Democracy (the system) is enough to account for the seeming alien life-form which is Hillary and for whatever that thing is on Trump’s head. But as queer as Democracy is as a political organization, it cannot explain why we don’t see ETs zipping to and fro throughout the cosmos.
After all, the universe, scientists say, is several billion years old, containing lots of stars with planets similar to earth. Evolution, scientists promise to show some day but haven’t yet, accounts for the origin of life and for its non-progression to biological forms such as we (the obvious progression in the complexity of life that is observed is, some scientists say, only an artifact, because the observation of increasing complexity does not accord with some theories).
Anyway, by “such as” I mean capable of creating websites like this. As Enrico Fermi famously asked, “Where are the Martian bloggers?”
They are not here, they are not there. They appear to be nowhere. They appear not to exist. Yet theory says they should. Which should we believe? Observation or theory?
Fermi’s question isn’t a paradox unless you accept certain premises, and among those premises is the unconfirmed-by-any-observation theory that solely natural processes produced life on our planet, and thus should also produce life on other planets similar to ours. Well, and maybe this is a true theory. I certainly don’t know, and neither do you, because, as said, natural biogenesis hasn’t been observed. It is only a surmise.
If it is a true theory—which, again, nobody knows—then Fermi was right to ask his question, for something must then account for the lack of life. If instead the theory is false, there is no paradox and all is right with the worlds.
Incidentally, science deals only with that which can be observed; that which cannot be observed falls under religion or metaphysics. Such that if you accept or deny the a theory in the absence of observation you are doing so on faith—not that there’s anything wrong with that.
Suppose, then, natural biogenesis is a true theory, for supposing it is false answers our main question and we are done.
We next need to assume another premise, which is that evolution invariably, or largely, or even only sometimes, produces life-forms capable of blogging. Nobody knows if this premise, or rather theory, is true, either. We only have ourselves to go by, and perhaps there was some event which makes us unique. You can’t tell by the single observation that is we. The evidence of us supports equally the theory’s truth and its falsity (and that we’re sui generis). But we may as well assume it’s true, because without it we again have our answer that there is no paradox.
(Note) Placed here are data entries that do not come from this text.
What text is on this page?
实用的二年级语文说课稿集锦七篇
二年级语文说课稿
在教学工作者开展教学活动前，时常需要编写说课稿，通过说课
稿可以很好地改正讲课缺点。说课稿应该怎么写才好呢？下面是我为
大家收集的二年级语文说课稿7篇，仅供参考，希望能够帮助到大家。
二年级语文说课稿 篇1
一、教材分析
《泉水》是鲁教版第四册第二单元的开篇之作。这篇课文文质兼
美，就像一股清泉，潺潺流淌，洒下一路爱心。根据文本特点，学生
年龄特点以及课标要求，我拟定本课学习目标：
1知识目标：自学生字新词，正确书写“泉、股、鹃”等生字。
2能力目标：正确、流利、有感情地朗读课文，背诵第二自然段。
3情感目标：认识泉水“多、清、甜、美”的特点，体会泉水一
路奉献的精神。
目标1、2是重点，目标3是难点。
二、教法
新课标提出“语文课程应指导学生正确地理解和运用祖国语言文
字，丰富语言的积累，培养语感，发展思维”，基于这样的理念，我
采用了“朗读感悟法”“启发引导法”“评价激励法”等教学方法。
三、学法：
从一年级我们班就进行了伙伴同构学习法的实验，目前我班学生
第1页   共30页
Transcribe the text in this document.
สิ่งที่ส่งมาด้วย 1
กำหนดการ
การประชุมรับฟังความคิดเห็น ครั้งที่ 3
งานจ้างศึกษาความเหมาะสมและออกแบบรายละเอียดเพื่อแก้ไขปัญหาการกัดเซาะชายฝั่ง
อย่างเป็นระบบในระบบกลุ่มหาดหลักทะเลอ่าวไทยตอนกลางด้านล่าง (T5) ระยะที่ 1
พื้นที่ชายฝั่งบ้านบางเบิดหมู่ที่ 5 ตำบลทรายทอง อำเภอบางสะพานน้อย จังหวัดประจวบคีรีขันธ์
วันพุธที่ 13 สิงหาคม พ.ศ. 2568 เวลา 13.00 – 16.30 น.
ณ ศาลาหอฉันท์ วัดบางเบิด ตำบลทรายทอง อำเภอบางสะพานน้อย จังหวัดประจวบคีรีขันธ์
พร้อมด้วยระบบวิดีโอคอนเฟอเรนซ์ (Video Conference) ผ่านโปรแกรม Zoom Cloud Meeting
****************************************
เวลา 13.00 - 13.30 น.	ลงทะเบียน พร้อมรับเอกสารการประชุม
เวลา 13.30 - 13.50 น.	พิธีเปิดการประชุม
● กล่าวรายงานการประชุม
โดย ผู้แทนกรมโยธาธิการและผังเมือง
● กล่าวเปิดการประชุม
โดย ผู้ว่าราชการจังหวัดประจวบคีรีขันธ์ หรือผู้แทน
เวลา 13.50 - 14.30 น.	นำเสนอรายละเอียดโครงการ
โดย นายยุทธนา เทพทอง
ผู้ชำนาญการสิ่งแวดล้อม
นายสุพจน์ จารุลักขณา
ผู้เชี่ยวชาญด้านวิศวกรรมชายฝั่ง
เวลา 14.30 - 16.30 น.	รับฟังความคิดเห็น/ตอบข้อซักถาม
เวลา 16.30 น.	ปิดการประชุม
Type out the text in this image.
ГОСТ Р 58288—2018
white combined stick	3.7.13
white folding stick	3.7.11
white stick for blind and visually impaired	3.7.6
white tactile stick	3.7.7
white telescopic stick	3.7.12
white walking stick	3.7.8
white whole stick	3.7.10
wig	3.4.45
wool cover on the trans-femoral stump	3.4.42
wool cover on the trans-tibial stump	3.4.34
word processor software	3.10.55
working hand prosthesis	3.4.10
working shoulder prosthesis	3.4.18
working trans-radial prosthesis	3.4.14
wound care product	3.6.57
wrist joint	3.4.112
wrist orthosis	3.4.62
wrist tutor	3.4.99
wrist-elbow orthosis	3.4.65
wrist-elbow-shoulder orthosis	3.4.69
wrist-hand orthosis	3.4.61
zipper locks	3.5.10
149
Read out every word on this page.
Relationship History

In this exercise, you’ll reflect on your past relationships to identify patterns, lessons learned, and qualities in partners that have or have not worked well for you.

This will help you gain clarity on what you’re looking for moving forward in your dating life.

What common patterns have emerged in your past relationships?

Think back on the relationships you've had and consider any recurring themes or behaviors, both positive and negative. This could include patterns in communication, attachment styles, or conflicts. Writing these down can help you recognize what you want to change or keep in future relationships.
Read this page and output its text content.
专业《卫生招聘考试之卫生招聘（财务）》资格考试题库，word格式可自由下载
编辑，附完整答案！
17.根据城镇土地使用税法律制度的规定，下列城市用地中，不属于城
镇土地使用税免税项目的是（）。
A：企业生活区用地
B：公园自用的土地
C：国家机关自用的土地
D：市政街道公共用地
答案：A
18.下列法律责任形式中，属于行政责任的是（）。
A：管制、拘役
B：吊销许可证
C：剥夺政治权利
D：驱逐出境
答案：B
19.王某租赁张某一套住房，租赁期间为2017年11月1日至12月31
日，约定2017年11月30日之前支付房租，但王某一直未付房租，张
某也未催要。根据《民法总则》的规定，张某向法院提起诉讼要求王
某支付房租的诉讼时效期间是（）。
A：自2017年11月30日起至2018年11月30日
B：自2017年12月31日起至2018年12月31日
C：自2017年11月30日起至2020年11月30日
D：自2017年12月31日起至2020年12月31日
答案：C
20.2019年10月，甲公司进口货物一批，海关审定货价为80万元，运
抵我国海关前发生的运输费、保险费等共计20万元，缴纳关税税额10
Enter Aditya Chopra and Charles H. Lineweaver and their paper “The Case for a Gaian Bottleneck: The Biology of Habitability” in Astrobiology (which, given the absence of actual observations, you’d guess is a thin journal; a simpler summary is here). These authors answer the paradox by invoking planetary agency, pace, “If life emerges on a planet, it only rarely evolves quickly enough to regulate greenhouse gases and albedo, thereby maintaining surface temperatures compatible with liquid water and habitability” and as such extinction of nascent life-forms is the norm.
Life, under the Gaian theory, provides its own means of living. Unanswered is how life originates at all, since without the Gaian goddess imparting the necessary initial spark, life can’t massage an atmosphere or terrain into regimes more comfortable for itself.
But we assumed life “got going” via some as-yet undiscovered mechanism. We also assumed that it got going in the same way as on earth, and did not get going such that, say, uranium and not carbon was the basic building block, an option considered by the authors.
There is no proof either for non-carbon life-forms, of course, only surmises, wishes, and guesses.
The authors speak of various kinds of Gaian bottlenecks and the difficulties life has bootstrapping itself under various other unknown and theories. These are of minor interest. What is more to the point is that all of the theories are observation-free. There is no confirmation, or disconfirmation, of any of them. And there are more theories than these the authors show. Heck, every working scientist probably has at least one.
In order to confirm or disconfirm any of the theories we’ve used so far—from life’s start, to evolution of bloggers, to Gaian control of other planets—requires that which we do not have, observations. To say we will have observations is (again) mere faith. I certainly don’t know if we will, and neither do you.
Lastly, the authors admit “The Universe does not seem to be teeming with life. This could be an observational selection effect: it is teeming with life, but we just have not been able to detect it yet.”
Yes, true: it could be teeming. Or it could be deader than a bureaucrat’s sympathy. The observations we have are consistent with both.